Biomedicines. 2022 Aug 2;10(8):1860. doi: 10.3390/biomedicines10081860.
The widely reported conflicting effects of progestin on breast cancer suggest that the progesterone receptor (PR) has dual functions depending on the cellular context. Cell models that enable PR to fully express anti-tumoral properties are valuable for the understanding of molecular determinant(s) of the anti-tumoral property. This study evaluated whether the expression of high levels of PR in MCF-7 cells enabled a strong anti-tumoral response to progestin. MCF-7 cells were engineered to overexpress PRB by stable transfection. A single dose of Promegestone (R5020) induced an irreversible cell growth arrest and senescence-associated secretory phenotype in MCF-7 cells with PRB overexpression (MCF-7PRB cells) but had no effect on MCF-7 cells with PRA overexpression. The growth-arresting effect was associated with downregulations of cyclin A2 and B1, CDK2, and CDK4 despite an initial upregulation of cyclin A2 and B1. R5020 also induced an evident activation of Nuclear Factor κB (NF-κB) and upregulation of interleukins IL-1α, IL-1β, and IL-8. Although R5020 caused a significant increase of CD24+CD44+ cell population, R5020-treated MCF-7PRB cells were unable to form tumorspheres and underwent massive apoptosis, which is paradoxically associated with marked downregulations of the pro-apoptotic proteins BID, BAX, PARP, and Caspases 7 and 8, as well as diminution of anti-apoptotic protein BCL-2. Importantly, R5020-activated PRB abolished the effect of estrogen. This intense anti-estrogenic effect was mediated by marked downregulation of ERα and pioneer factor FOXA1, leading to diminished chromatin-associated ERα and FOXA1 and estrogen-induced target gene expression. In conclusion, high levels of agonist-activated PRB in breast cancer cells can be strongly anti-tumoral and anti-estrogenic despite the initial unproductive cell cycle acceleration. Repression of ERα and FOXA1 expression is a major mechanism for the strong anti-estrogenic effect.

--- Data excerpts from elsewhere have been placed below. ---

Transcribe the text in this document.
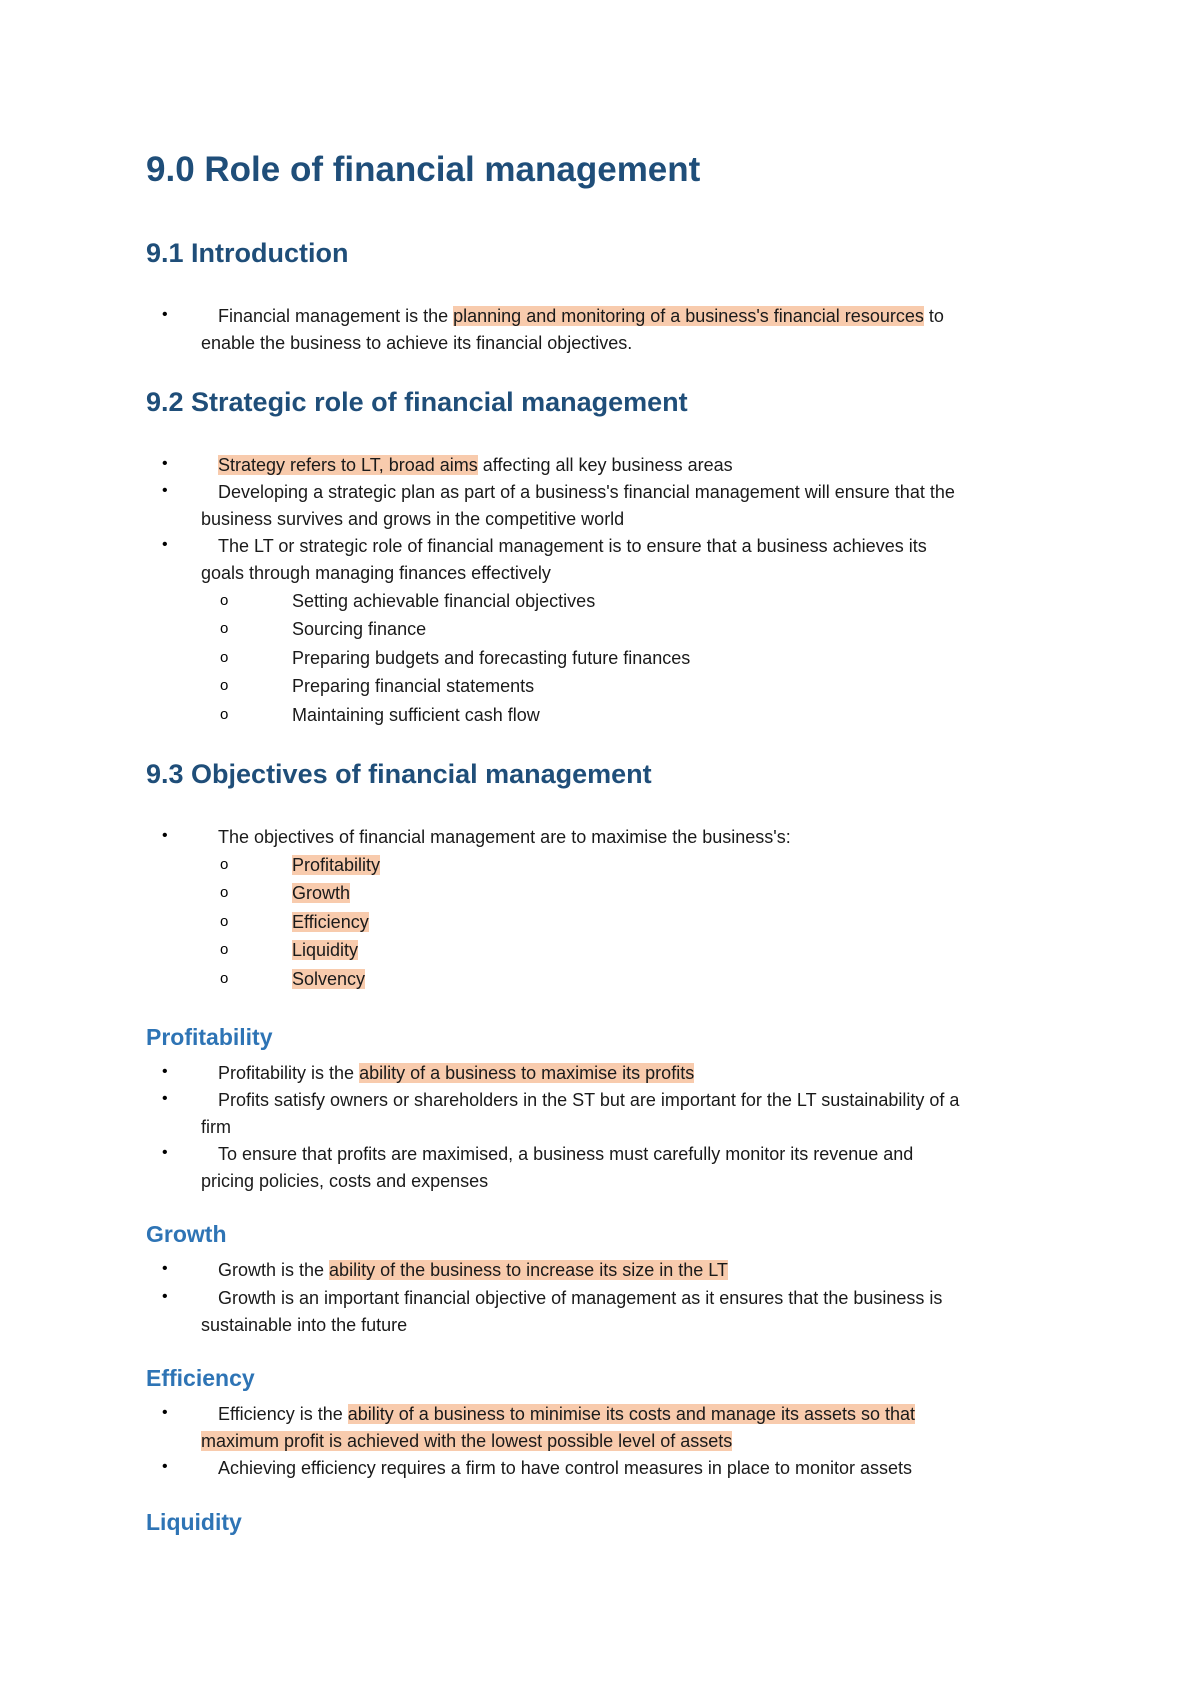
9.0 Role of financial management
9.1 Introduction
•	Financial management is the planning and monitoring of a business's financial resources to
enable the business to achieve its financial objectives.
9.2 Strategic role of financial management
•	Strategy refers to LT, broad aims affecting all key business areas
•	Developing a strategic plan as part of a business's financial management will ensure that the
business survives and grows in the competitive world
•	The LT or strategic role of financial management is to ensure that a business achieves its
goals through managing finances effectively
o	Setting achievable financial objectives
o	Sourcing finance
o	Preparing budgets and forecasting future finances
o	Preparing financial statements
o	Maintaining sufficient cash flow
9.3 Objectives of financial management
•	The objectives of financial management are to maximise the business's:
o	Profitability
o	Growth
o	Efficiency
o	Liquidity
o	Solvency
Profitability
•	Profitability is the ability of a business to maximise its profits
•	Profits satisfy owners or shareholders in the ST but are important for the LT sustainability of a
firm
•	To ensure that profits are maximised, a business must carefully monitor its revenue and
pricing policies, costs and expenses
Growth
•	Growth is the ability of the business to increase its size in the LT
•	Growth is an important financial objective of management as it ensures that the business is
sustainable into the future
Efficiency
•	Efficiency is the ability of a business to minimise its costs and manage its assets so that
maximum profit is achieved with the lowest possible level of assets
•	Achieving efficiency requires a firm to have control measures in place to monitor assets
Liquidity
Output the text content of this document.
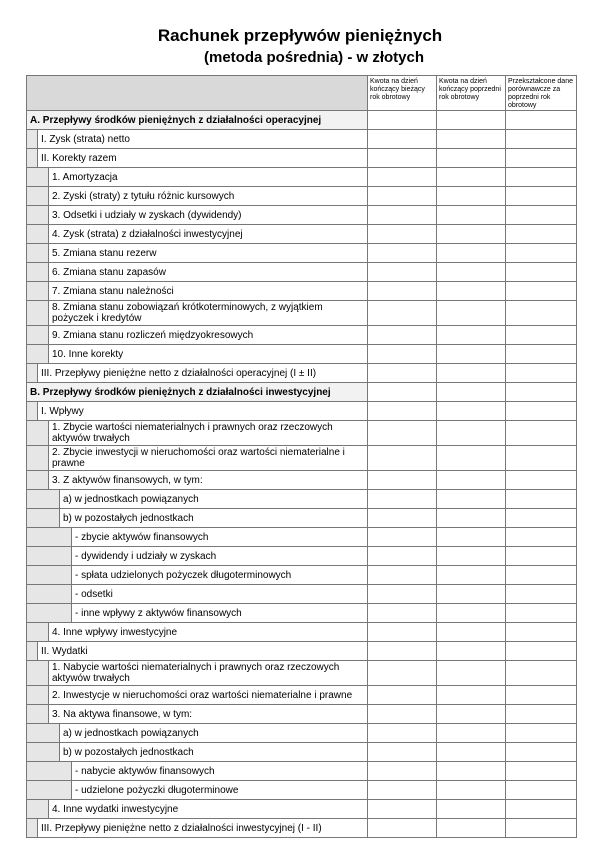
Rachunek przepływów pieniężnych
(metoda pośrednia) - w złotych
	Kwota na dzień kończący bieżący rok obrotowy	Kwota na dzień kończący poprzedni rok obrotowy	Przekształcone dane porównawcze za poprzedni rok obrotowy
A. Przepływy środków pieniężnych z działalności operacyjnej			

I. Zysk (strata) netto			

II. Korekty razem			

1. Amortyzacja			

2. Zyski (straty) z tytułu różnic kursowych			

3. Odsetki i udziały w zyskach (dywidendy)			

4. Zysk (strata) z działalności inwestycyjnej			

5. Zmiana stanu rezerw			

6. Zmiana stanu zapasów			

7. Zmiana stanu należności			

8. Zmiana stanu zobowiązań krótkoterminowych, z wyjątkiem pożyczek i kredytów			

9. Zmiana stanu rozliczeń międzyokresowych			

10. Inne korekty			

III. Przepływy pieniężne netto z działalności operacyjnej (I ± II)			

B. Przepływy środków pieniężnych z działalności inwestycyjnej			

I. Wpływy			

1. Zbycie wartości niematerialnych i prawnych oraz rzeczowych aktywów trwałych			

2. Zbycie inwestycji w nieruchomości oraz wartości niematerialne i prawne			

3. Z aktywów finansowych, w tym:			

a) w jednostkach powiązanych			

b) w pozostałych jednostkach			

- zbycie aktywów finansowych			

- dywidendy i udziały w zyskach			

- spłata udzielonych pożyczek długoterminowych			

- odsetki			

- inne wpływy z aktywów finansowych			

4. Inne wpływy inwestycyjne			

II. Wydatki			

1. Nabycie wartości niematerialnych i prawnych oraz rzeczowych aktywów trwałych			

2. Inwestycje w nieruchomości oraz wartości niematerialne i prawne			

3. Na aktywa finansowe, w tym:			

a) w jednostkach powiązanych			

b) w pozostałych jednostkach			

- nabycie aktywów finansowych			

- udzielone pożyczki długoterminowe			

4. Inne wydatki inwestycyjne			

III. Przepływy pieniężne netto z działalności inwestycyjnej (I - II)			
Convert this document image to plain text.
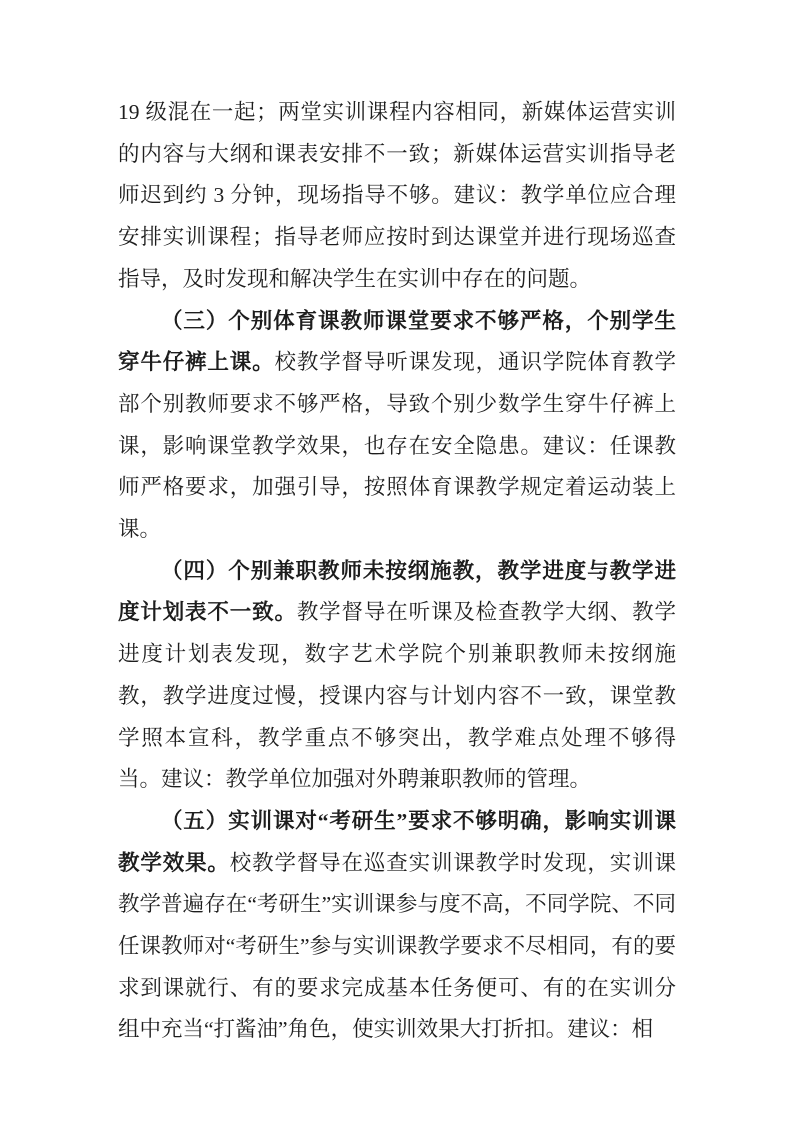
19 级混在一起；两堂实训课程内容相同，新媒体运营实训的内容与大纲和课表安排不一致；新媒体运营实训指导老师迟到约 3 分钟，现场指导不够。建议：教学单位应合理安排实训课程；指导老师应按时到达课堂并进行现场巡查指导，及时发现和解决学生在实训中存在的问题。

（三）个别体育课教师课堂要求不够严格，个别学生穿牛仔裤上课。校教学督导听课发现，通识学院体育教学部个别教师要求不够严格，导致个别少数学生穿牛仔裤上课，影响课堂教学效果，也存在安全隐患。建议：任课教师严格要求，加强引导，按照体育课教学规定着运动装上课。

（四）个别兼职教师未按纲施教，教学进度与教学进度计划表不一致。教学督导在听课及检查教学大纲、教学进度计划表发现，数字艺术学院个别兼职教师未按纲施教，教学进度过慢，授课内容与计划内容不一致，课堂教学照本宣科，教学重点不够突出，教学难点处理不够得当。建议：教学单位加强对外聘兼职教师的管理。

（五）实训课对“考研生”要求不够明确，影响实训课教学效果。校教学督导在巡查实训课教学时发现，实训课教学普遍存在“考研生”实训课参与度不高，不同学院、不同任课教师对“考研生”参与实训课教学要求不尽相同，有的要求到课就行、有的要求完成基本任务便可、有的在实训分组中充当“打酱油”角色，使实训效果大打折扣。建议：相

广泛报道的孕激素对乳腺癌的矛盾作用表明,孕激素受体(PR)根据细胞环境具有双重功能。能够使PR充分发挥抗肿瘤特性的细胞模型对于理解抗肿瘤特性的分子决定因素很有价值。本研究评估了MCF-7细胞中高水平PR的表达是否能使其对孕激素产生强烈的抗肿瘤反应。通过稳定转染使MCF-7细胞过表达PRB。单剂量的普罗美孕酮(R5020)在过表达PRB的MCF-7细胞(MCF-7PRB细胞)中诱导了不可逆的细胞生长停滞和衰老相关分泌表型,但对过表达PRA的MCF-7细胞没有影响。尽管细胞周期蛋白A2和B1最初上调,但生长停滞效应与细胞周期蛋白A2和B1、CDK2和CDK4的下调有关。R5020还诱导了核因子κB(NF-κB)的明显激活以及白细胞介素IL-1α、IL-1β和IL-8的上调。尽管R5020导致CD24+CD44+细胞群体显著增加,但经R5020处理的MCF-7PRB细胞无法形成肿瘤球并发生大量凋亡,这与促凋亡蛋白BID、BAX、PARP以及半胱天冬酶7和8的显著下调以及抗凋亡蛋白BCL-2的减少自相矛盾地相关。重要的是,R5020激活的PRB消除了雌激素的作用。这种强烈的抗雌激素作用是由ERα和先驱因子FOXA1的显著下调介导的,导致与染色质相关的ERα和FOXA1以及雌激素诱导的靶基因表达减少。总之,尽管最初细胞周期加速无效,但乳腺癌细胞中高水平的激动剂激活的PRB可具有强烈的抗肿瘤和抗雌激素作用。ERα和FOXA1表达的抑制是强烈抗雌激素作用的主要机制。